Calibri is a parameter-efficient calibration method for Diffusion Transformers (DiTs) that enhances image generation quality by optimizing approximately 100 scaling parameters. Using the CMA-ES evolutionary strategy, it re-weights the outputs of DiT blocks to maximize human preference rewards, achieving SOTA performance on models like FLUX.1 and SD-3.5M.
TL;DR
Generative models are shifting from U-Nets to Diffusion Transformers (DiTs), but they treat every layer as equally important—which is a mistake. Calibri proves that by simply scaling the output of DiT blocks with roughly 100 learned parameters, we can significantly boost image quality and cut inference time in half. It uses a gradient-free evolutionary strategy to "calibrate" the model, outperforming heavy RLHF-style methods with a fraction of the cost.
Problem & Motivation: Not All Layers Are Created Equal
Modern DiTs like FLUX and Stable Diffusion 3.5 consist of many identical blocks. However, the authors discovered two startling facts through ablation studies:
- Redundancy: Selectively disabling certain blocks via residual bypass can actually improve generation quality.

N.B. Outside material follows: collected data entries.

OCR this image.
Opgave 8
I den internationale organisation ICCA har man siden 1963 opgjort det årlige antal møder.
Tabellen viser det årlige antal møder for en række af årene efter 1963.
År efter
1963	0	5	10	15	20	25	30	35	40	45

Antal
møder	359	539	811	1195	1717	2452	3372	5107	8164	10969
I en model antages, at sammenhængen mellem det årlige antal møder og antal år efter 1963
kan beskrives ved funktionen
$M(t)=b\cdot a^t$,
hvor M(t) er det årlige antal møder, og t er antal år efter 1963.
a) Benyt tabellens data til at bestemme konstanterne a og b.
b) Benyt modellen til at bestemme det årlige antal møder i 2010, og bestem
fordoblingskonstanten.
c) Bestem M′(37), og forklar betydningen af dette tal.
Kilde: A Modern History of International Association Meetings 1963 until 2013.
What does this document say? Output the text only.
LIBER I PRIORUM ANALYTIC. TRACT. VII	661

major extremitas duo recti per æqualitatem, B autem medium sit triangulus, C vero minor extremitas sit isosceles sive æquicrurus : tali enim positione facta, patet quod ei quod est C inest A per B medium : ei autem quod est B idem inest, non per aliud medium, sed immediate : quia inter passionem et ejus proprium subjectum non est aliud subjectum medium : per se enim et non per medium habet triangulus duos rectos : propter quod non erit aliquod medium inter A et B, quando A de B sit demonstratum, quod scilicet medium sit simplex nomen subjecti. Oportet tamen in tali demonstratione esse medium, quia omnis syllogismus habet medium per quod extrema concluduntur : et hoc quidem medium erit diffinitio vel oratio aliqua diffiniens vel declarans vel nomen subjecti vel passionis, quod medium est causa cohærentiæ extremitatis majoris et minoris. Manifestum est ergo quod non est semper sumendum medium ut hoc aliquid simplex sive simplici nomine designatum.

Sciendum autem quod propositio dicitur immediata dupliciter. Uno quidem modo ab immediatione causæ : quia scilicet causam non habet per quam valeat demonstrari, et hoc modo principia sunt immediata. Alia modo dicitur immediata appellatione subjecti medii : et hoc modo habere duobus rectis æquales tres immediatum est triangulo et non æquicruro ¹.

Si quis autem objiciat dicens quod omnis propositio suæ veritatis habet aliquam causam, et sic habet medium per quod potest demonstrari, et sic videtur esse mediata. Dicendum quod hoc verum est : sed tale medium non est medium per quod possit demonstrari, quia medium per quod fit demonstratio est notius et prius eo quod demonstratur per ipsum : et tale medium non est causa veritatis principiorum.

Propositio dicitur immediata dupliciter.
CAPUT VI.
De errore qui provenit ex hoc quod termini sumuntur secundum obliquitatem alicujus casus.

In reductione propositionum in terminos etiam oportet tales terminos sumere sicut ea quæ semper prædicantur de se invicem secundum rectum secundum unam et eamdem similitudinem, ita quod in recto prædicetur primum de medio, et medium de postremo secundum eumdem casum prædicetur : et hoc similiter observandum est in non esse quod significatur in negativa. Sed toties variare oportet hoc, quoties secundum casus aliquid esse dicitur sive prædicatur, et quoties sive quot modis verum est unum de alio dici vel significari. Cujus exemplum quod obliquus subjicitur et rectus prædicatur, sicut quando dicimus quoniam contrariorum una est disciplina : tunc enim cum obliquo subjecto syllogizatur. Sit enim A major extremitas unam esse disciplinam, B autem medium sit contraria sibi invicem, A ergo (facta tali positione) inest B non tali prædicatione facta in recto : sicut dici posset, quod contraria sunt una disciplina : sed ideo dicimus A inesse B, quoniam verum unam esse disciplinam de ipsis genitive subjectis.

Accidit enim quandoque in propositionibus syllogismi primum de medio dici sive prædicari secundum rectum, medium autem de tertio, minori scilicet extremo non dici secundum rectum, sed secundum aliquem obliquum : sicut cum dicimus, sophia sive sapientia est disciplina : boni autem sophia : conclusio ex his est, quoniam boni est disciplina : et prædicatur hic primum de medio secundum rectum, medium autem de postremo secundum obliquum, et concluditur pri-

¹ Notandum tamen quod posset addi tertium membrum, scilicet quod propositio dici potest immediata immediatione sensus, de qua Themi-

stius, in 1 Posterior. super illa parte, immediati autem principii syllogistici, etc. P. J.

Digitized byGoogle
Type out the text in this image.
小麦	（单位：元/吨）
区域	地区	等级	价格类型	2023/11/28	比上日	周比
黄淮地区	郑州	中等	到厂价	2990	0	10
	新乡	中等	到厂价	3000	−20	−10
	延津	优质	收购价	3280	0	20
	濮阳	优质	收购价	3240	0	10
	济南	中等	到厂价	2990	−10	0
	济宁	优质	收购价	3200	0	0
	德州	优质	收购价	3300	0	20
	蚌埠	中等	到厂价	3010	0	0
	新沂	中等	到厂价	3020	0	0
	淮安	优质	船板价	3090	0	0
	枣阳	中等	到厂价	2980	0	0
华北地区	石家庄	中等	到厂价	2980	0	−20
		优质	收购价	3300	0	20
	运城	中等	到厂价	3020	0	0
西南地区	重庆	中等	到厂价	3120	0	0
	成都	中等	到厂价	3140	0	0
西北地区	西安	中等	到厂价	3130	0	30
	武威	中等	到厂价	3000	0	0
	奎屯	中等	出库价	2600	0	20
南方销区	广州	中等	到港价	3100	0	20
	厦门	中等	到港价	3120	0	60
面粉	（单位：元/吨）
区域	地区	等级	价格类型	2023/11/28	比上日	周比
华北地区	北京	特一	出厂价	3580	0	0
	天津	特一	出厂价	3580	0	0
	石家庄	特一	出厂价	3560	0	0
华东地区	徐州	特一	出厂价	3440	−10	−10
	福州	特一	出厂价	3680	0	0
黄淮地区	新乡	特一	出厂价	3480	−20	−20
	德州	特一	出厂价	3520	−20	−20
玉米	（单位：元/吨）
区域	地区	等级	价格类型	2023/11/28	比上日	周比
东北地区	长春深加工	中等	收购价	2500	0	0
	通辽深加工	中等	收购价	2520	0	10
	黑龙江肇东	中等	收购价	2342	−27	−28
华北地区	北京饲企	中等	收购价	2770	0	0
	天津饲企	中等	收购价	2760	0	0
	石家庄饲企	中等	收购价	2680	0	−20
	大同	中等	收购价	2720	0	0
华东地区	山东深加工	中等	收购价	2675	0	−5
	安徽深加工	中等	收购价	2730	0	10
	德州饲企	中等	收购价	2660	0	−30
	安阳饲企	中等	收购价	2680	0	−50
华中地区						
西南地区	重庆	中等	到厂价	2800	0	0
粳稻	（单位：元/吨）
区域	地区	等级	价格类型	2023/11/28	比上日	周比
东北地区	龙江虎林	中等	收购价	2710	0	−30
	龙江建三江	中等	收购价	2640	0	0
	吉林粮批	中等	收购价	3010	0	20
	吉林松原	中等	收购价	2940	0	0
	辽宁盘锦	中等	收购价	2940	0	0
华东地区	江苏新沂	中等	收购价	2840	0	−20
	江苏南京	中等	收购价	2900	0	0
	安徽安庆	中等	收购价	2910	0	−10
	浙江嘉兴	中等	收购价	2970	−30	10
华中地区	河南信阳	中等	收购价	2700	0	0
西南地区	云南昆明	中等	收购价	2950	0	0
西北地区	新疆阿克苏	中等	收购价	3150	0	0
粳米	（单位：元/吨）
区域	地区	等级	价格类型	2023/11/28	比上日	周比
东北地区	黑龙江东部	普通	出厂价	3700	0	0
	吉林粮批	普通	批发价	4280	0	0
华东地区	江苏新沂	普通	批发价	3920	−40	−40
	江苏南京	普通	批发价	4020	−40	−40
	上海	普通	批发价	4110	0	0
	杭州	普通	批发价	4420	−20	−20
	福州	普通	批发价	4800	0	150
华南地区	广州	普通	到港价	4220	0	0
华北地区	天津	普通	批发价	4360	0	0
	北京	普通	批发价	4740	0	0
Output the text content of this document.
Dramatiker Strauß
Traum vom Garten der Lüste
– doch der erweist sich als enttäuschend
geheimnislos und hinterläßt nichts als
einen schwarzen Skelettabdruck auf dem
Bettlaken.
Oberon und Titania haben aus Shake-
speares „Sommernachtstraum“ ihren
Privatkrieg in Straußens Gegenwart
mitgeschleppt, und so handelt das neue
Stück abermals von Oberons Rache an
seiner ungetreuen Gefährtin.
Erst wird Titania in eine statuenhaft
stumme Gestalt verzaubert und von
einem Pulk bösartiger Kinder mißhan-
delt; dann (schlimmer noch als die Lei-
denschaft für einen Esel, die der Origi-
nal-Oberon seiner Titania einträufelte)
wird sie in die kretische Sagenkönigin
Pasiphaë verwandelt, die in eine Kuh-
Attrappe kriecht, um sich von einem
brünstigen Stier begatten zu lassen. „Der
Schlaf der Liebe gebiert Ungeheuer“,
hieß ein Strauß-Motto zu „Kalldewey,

- Sub-optimal Weighting: Multiplying a block's output by a single scalar (e.g., 0.75 or 1.25) consistently yields better results than the default model.
This suggests that the "Standard DiT" architecture is sub-optimally weighted. Existing alignment methods (like DPO or GRPO) try to fix this by updating millions of parameters via expensive gradient descent. Calibri asks: Can we achieve the same alignment by just tuning the "volume knobs" of each layer?
Methodology: Black-Box Calibration
The core idea of Calibri is to insert a scaling coefficient $s$ into the DiT output formula: $$x_{l+1} = x_l + s \cdot ( ext{Block Output})$$
The authors explore three levels of granularity for these coefficients:
- Block Scaling: One $s$ per whole transformer block.
- Layer Scaling: Distinct $s$ for Attention and MLP layers.
- Gate Scaling: Specific $s$ for visual vs. textual gates (crucial for MM-DiT).
The Calibration Loop
Since reward models (HPSv3, PickScore) are often non-differentiable or "noisy" for standard optimizers, Calibri uses CMA-ES (Covariance Matrix Adaptation Evolution Strategy). It samples different sets of scaling parameters, generates images, evaluates them using a reward model, and evolves the parameters toward the highest scores.
Figure 1: The Calibri calibration loop using CMA-ES to optimize scaling coefficients.
Experiments: Higher Quality, Faster Speed
Calibri was tested on FLUX.1-dev, SD-3.5M, and Qwen-Image. The results show a "double win":
- Metric Boost: Significant jumps in HPSv3 (Human Preference Score) and Q-Align.
- Efficiency: Calibri naturally shifts the model's peak performance to earlier sampling steps. For instance, FLUX reaches better quality at 15 steps than the baseline does at 30.
Table 1: Quantitative gains across different backbones showing improved metrics at lower NFE (Number of Function Evaluations).
Calibri vs. Flow-GRPO (RL)
In a head-to-head against Flow-GRPO (a state-of-the-art RL alignment method), Calibri updated only 216 parameters compared to GRPO's 18.78 million. Despite this 87,000x difference in parameter count, Calibri achieved comparable or superior PickScore alignment.
Deep Insight: The Power of Ensembling
Calibri also introduces Calibri Ensemble, which combines multiple calibrated versions of the same model. This generalizes techniques like "Skip Layer Guidance," allowing for custom "guidance" logic that boosts performance across all inference steps, as shown in the authors' analysis of sampling step curves.
Critical Analysis & Conclusion
Takeaway: Calibri proves that the architectural "balance" of DiT models is just as important as the weights themselves. By focusing on parameter-efficient calibration, we can align models to human preferences with minimal GPU hours (~32 hours for FLUX) and gain a permanent inference speed-up.
Limitations: The method is heavily dependent on the quality of the Reward Model used. If the reward model is blind to anatomical artifacts (like "six-fingered hands"), Calibri might "reward hack" and stabilize those artifacts.
Future Work: This technique could likely be extended beyond image generation to Video DiTs, where the computational cost of full fine-tuning is even more prohibitive.
Senior Editor's Note: Calibri represents a pragmatic shift in AI research—moving away from "brute-force fine-tuning" toward "intelligent architectural refinement."